FUNDAMENTALS OF VIPASSANA MEDITATION – CHAPTER V: The Mind
You can meditate on mind, too. Mind cognizes and thinks. So what thinks and imagines is mind. Meditate on this mind as thinking, imagining, pondering, whenever it arises. You will find that it has the intrinsic nature of going to the object, cognizing the object. This is the characteristic of mind, as it is said, “Mind has the characteristic of cognizing.” Every kind of mind cognizes. The consciousness of seeing cognizes the object, as the consciousness of hearing, smelling, tasting, touching, and thinking.

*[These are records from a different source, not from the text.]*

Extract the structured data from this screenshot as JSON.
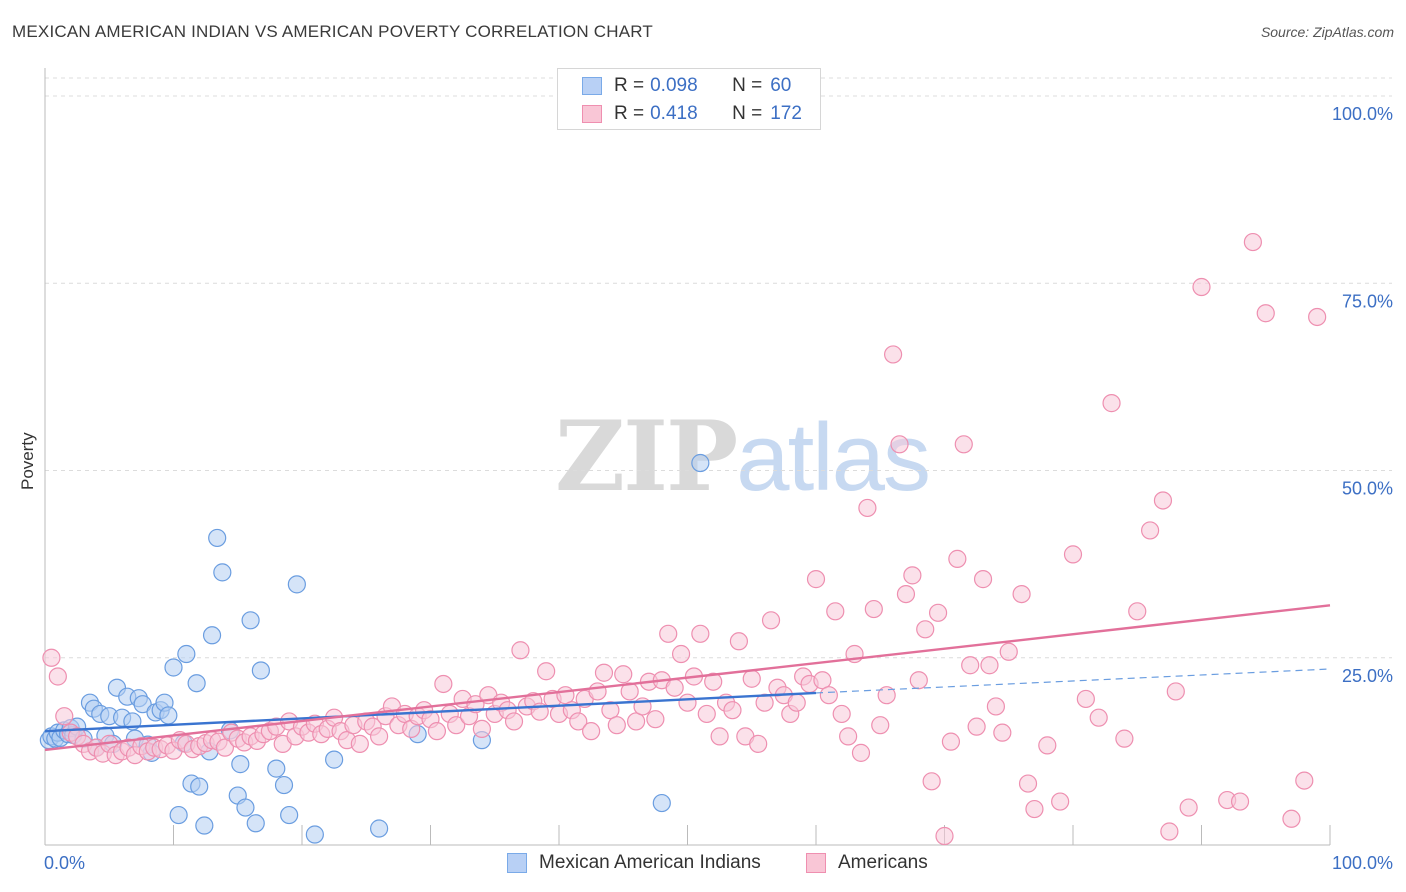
{
  "header": {
    "title": "MEXICAN AMERICAN INDIAN VS AMERICAN POVERTY CORRELATION CHART",
    "source": "Source: ZipAtlas.com"
  },
  "legend": {
    "rows": [
      {
        "r_label": "R =",
        "r_value": "0.098",
        "n_label": "N =",
        "n_value": "60",
        "color": "#7aaae8",
        "fill": "#b8d0f5"
      },
      {
        "r_label": "R =",
        "r_value": "0.418",
        "n_label": "N =",
        "n_value": "172",
        "color": "#ef8fb0",
        "fill": "#f9c6d6"
      }
    ]
  },
  "watermark": {
    "part1": "ZIP",
    "part2": "atlas"
  },
  "chart_data": {
    "type": "scatter",
    "title": "MEXICAN AMERICAN INDIAN VS AMERICAN POVERTY CORRELATION CHART",
    "ylabel": "Poverty",
    "xlim": [
      0,
      100
    ],
    "ylim": [
      0,
      100
    ],
    "x_tick_labels": [
      "0.0%",
      "100.0%"
    ],
    "y_tick_labels": [
      "25.0%",
      "50.0%",
      "75.0%",
      "100.0%"
    ],
    "y_ticks": [
      25,
      50,
      75,
      100
    ],
    "grid": true,
    "legend_position": "top-center",
    "series": [
      {
        "name": "Mexican American Indians",
        "color": "#6a9de0",
        "fill": "#b3cdf3",
        "trend": {
          "x": [
            0,
            60
          ],
          "y": [
            15.2,
            20.3
          ],
          "dashed_to": [
            100,
            23.5
          ]
        },
        "points": [
          [
            0.3,
            14
          ],
          [
            0.5,
            14.5
          ],
          [
            0.8,
            14.2
          ],
          [
            1,
            15
          ],
          [
            1.2,
            14.3
          ],
          [
            1.5,
            15.3
          ],
          [
            1.8,
            14.8
          ],
          [
            2,
            15.6
          ],
          [
            2.2,
            14.7
          ],
          [
            2.5,
            15.8
          ],
          [
            3,
            14.2
          ],
          [
            3.5,
            19
          ],
          [
            3.8,
            18.2
          ],
          [
            4,
            13
          ],
          [
            4.3,
            17.5
          ],
          [
            4.7,
            14.6
          ],
          [
            5,
            17.2
          ],
          [
            5.3,
            13.5
          ],
          [
            5.6,
            21
          ],
          [
            6,
            17
          ],
          [
            6.4,
            19.8
          ],
          [
            6.8,
            16.5
          ],
          [
            7,
            14.2
          ],
          [
            7.3,
            19.6
          ],
          [
            7.6,
            18.8
          ],
          [
            8,
            13.4
          ],
          [
            8.3,
            12.3
          ],
          [
            8.6,
            17.7
          ],
          [
            9,
            18
          ],
          [
            9.3,
            19
          ],
          [
            9.6,
            17.3
          ],
          [
            10,
            23.7
          ],
          [
            10.4,
            4
          ],
          [
            10.8,
            13.6
          ],
          [
            11,
            25.5
          ],
          [
            11.4,
            8.2
          ],
          [
            11.8,
            21.6
          ],
          [
            12,
            7.8
          ],
          [
            12.4,
            2.6
          ],
          [
            12.8,
            12.5
          ],
          [
            13,
            28
          ],
          [
            13.4,
            41
          ],
          [
            13.8,
            36.4
          ],
          [
            14.4,
            15.3
          ],
          [
            15,
            6.6
          ],
          [
            15.2,
            10.8
          ],
          [
            15.6,
            5
          ],
          [
            16,
            30
          ],
          [
            16.4,
            2.9
          ],
          [
            16.8,
            23.3
          ],
          [
            18,
            10.2
          ],
          [
            18.6,
            8
          ],
          [
            19,
            4
          ],
          [
            19.6,
            34.8
          ],
          [
            21,
            1.4
          ],
          [
            22.5,
            11.4
          ],
          [
            26,
            2.2
          ],
          [
            29,
            14.8
          ],
          [
            34,
            14
          ],
          [
            48,
            5.6
          ],
          [
            51,
            51
          ]
        ]
      },
      {
        "name": "Americans",
        "color": "#ee8fb0",
        "fill": "#f8c8d8",
        "trend": {
          "x": [
            0,
            100
          ],
          "y": [
            12.7,
            32
          ]
        },
        "points": [
          [
            0.5,
            25
          ],
          [
            1,
            22.5
          ],
          [
            1.5,
            17.2
          ],
          [
            2,
            15
          ],
          [
            2.5,
            14.5
          ],
          [
            3,
            13.5
          ],
          [
            3.5,
            12.5
          ],
          [
            4,
            13
          ],
          [
            4.5,
            12.2
          ],
          [
            5,
            13.5
          ],
          [
            5.5,
            12
          ],
          [
            6,
            12.5
          ],
          [
            6.5,
            13
          ],
          [
            7,
            12
          ],
          [
            7.5,
            13.2
          ],
          [
            8,
            12.5
          ],
          [
            8.5,
            13
          ],
          [
            9,
            12.8
          ],
          [
            9.5,
            13.3
          ],
          [
            10,
            12.6
          ],
          [
            10.5,
            14
          ],
          [
            11,
            13.5
          ],
          [
            11.5,
            12.8
          ],
          [
            12,
            13.2
          ],
          [
            12.5,
            13.6
          ],
          [
            13,
            14
          ],
          [
            13.5,
            13.8
          ],
          [
            14,
            13
          ],
          [
            14.5,
            15
          ],
          [
            15,
            14.2
          ],
          [
            15.5,
            13.7
          ],
          [
            16,
            14.5
          ],
          [
            16.5,
            13.9
          ],
          [
            17,
            14.8
          ],
          [
            17.5,
            15.2
          ],
          [
            18,
            15.8
          ],
          [
            18.5,
            13.5
          ],
          [
            19,
            16.5
          ],
          [
            19.5,
            14.5
          ],
          [
            20,
            15.8
          ],
          [
            20.5,
            15
          ],
          [
            21,
            16.2
          ],
          [
            21.5,
            14.8
          ],
          [
            22,
            15.5
          ],
          [
            22.5,
            17
          ],
          [
            23,
            15.2
          ],
          [
            23.5,
            14
          ],
          [
            24,
            16
          ],
          [
            24.5,
            13.5
          ],
          [
            25,
            16.5
          ],
          [
            25.5,
            15.8
          ],
          [
            26,
            14.5
          ],
          [
            26.5,
            17.2
          ],
          [
            27,
            18.5
          ],
          [
            27.5,
            16
          ],
          [
            28,
            17.5
          ],
          [
            28.5,
            15.5
          ],
          [
            29,
            17.2
          ],
          [
            29.5,
            18
          ],
          [
            30,
            16.8
          ],
          [
            30.5,
            15.2
          ],
          [
            31,
            21.5
          ],
          [
            31.5,
            17.5
          ],
          [
            32,
            16
          ],
          [
            32.5,
            19.5
          ],
          [
            33,
            17.2
          ],
          [
            33.5,
            18.8
          ],
          [
            34,
            15.5
          ],
          [
            34.5,
            20
          ],
          [
            35,
            17.5
          ],
          [
            35.5,
            19
          ],
          [
            36,
            18
          ],
          [
            36.5,
            16.5
          ],
          [
            37,
            26
          ],
          [
            37.5,
            18.5
          ],
          [
            38,
            19.2
          ],
          [
            38.5,
            17.8
          ],
          [
            39,
            23.2
          ],
          [
            39.5,
            19.5
          ],
          [
            40,
            17.5
          ],
          [
            40.5,
            20
          ],
          [
            41,
            18
          ],
          [
            41.5,
            16.5
          ],
          [
            42,
            19.5
          ],
          [
            42.5,
            15.2
          ],
          [
            43,
            20.5
          ],
          [
            43.5,
            23
          ],
          [
            44,
            18
          ],
          [
            44.5,
            16
          ],
          [
            45,
            22.8
          ],
          [
            45.5,
            20.5
          ],
          [
            46,
            16.5
          ],
          [
            46.5,
            18.5
          ],
          [
            47,
            21.8
          ],
          [
            47.5,
            16.8
          ],
          [
            48,
            22
          ],
          [
            48.5,
            28.2
          ],
          [
            49,
            21
          ],
          [
            49.5,
            25.5
          ],
          [
            50,
            19
          ],
          [
            50.5,
            22.5
          ],
          [
            51,
            28.2
          ],
          [
            51.5,
            17.5
          ],
          [
            52,
            21.8
          ],
          [
            52.5,
            14.5
          ],
          [
            53,
            19
          ],
          [
            53.5,
            18
          ],
          [
            54,
            27.2
          ],
          [
            54.5,
            14.5
          ],
          [
            55,
            22.2
          ],
          [
            55.5,
            13.5
          ],
          [
            56,
            19
          ],
          [
            56.5,
            30
          ],
          [
            57,
            21
          ],
          [
            57.5,
            20
          ],
          [
            58,
            17.5
          ],
          [
            58.5,
            19
          ],
          [
            59,
            22.5
          ],
          [
            59.5,
            21.5
          ],
          [
            60,
            35.5
          ],
          [
            60.5,
            22
          ],
          [
            61,
            20
          ],
          [
            61.5,
            31.2
          ],
          [
            62,
            17.5
          ],
          [
            62.5,
            14.5
          ],
          [
            63,
            25.5
          ],
          [
            63.5,
            12.3
          ],
          [
            64,
            45
          ],
          [
            64.5,
            31.5
          ],
          [
            65,
            16
          ],
          [
            65.5,
            20
          ],
          [
            66,
            65.5
          ],
          [
            66.5,
            53.5
          ],
          [
            67,
            33.5
          ],
          [
            67.5,
            36
          ],
          [
            68,
            22
          ],
          [
            68.5,
            28.8
          ],
          [
            69,
            8.5
          ],
          [
            69.5,
            31
          ],
          [
            70,
            1.2
          ],
          [
            70.5,
            13.8
          ],
          [
            71,
            38.2
          ],
          [
            71.5,
            53.5
          ],
          [
            72,
            24
          ],
          [
            72.5,
            15.8
          ],
          [
            73,
            35.5
          ],
          [
            73.5,
            24
          ],
          [
            74,
            18.5
          ],
          [
            74.5,
            15
          ],
          [
            75,
            25.8
          ],
          [
            76,
            33.5
          ],
          [
            76.5,
            8.2
          ],
          [
            77,
            4.8
          ],
          [
            78,
            13.3
          ],
          [
            79,
            5.8
          ],
          [
            80,
            38.8
          ],
          [
            81,
            19.5
          ],
          [
            82,
            17
          ],
          [
            83,
            59
          ],
          [
            84,
            14.2
          ],
          [
            85,
            31.2
          ],
          [
            86,
            42
          ],
          [
            87,
            46
          ],
          [
            87.5,
            1.8
          ],
          [
            88,
            20.5
          ],
          [
            89,
            5
          ],
          [
            90,
            74.5
          ],
          [
            92,
            6
          ],
          [
            93,
            5.8
          ],
          [
            94,
            80.5
          ],
          [
            95,
            71
          ],
          [
            97,
            3.5
          ],
          [
            98,
            8.6
          ],
          [
            99,
            70.5
          ]
        ]
      }
    ]
  }
}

When you work in collective, you have a leader. Consciousness is the leader that cognizes the object that appears at any sense door. When the visible object comes up to the eye, consciousness cognizes it first of all. It is then followed by feeling, perception, desire, delight, dislike, admiration and so on.
In the same way, when the audible object comes up to the ear, it is consciousness that cognizes it first. It is more obvious when you think or imagine. If an idea comes up while you are meditating rising, falling, etc., you have to note the idea. If you can note it the moment it appears, it disappears immediately. If you cant, several of its followers like delight, desire, will come in succession.
Then the meditator realises how consciousness is the leader – its function.
“Mind precedes things.”
Dhammapada
If you note consciousness whenever it rises, you see very clearly how it is acting as leader, now going to this object, now going to that object.
Again it is said in the commentary: “Consciousness has the manifestation of continuity.” As you meditate rising, falling, etc., the mind sometimes wanders away. You note it and it disappears. Then another consciousness comes up. You note it and it disappears. Again another consciousness appears. Again you note it and again it disappears. Again another comes up. You have to no lots of such comings up and goings away of consciousness.
The meditator come to realise:
“Consciousness is a succession of events that come up and go away one after another. When one disappears, another appears.”
Thus you realise the continuous manifestation of consciousness. The meditator who realises this also realises death and birth.
“Death is nothing strange after all. It is just like the passing away of the consciousness I have been noting. To be born again is like the coming up of the consciousness I am now noting that has risen in continuation of the one preceding it.”
To show that one can understand the characteristic, function and manifestation of things even though one has not learnt about them, we have taken the air element out of the material qualities and the unpleasant feeling and consciousness out of the mental qualities. You just have to meditate on them as they arise. The same applies to all the other mental and material qualities. If you meditate on them as they arise, you will understand their characteristics, function and manifestation.
The beginner in meditation can meditate on and understand the mental material aggregates of grasping only by way of these characteristics, function and manifestation. At the initial stage with the analytical knowledge of mind and matter and the knowledge by discerning conditionality, which are elemental in insight meditation, understanding that much is enough. When you come to real insight knowledges like the knowledge of investigation, you know the characteristics, impermanence, suffering, and not self as well.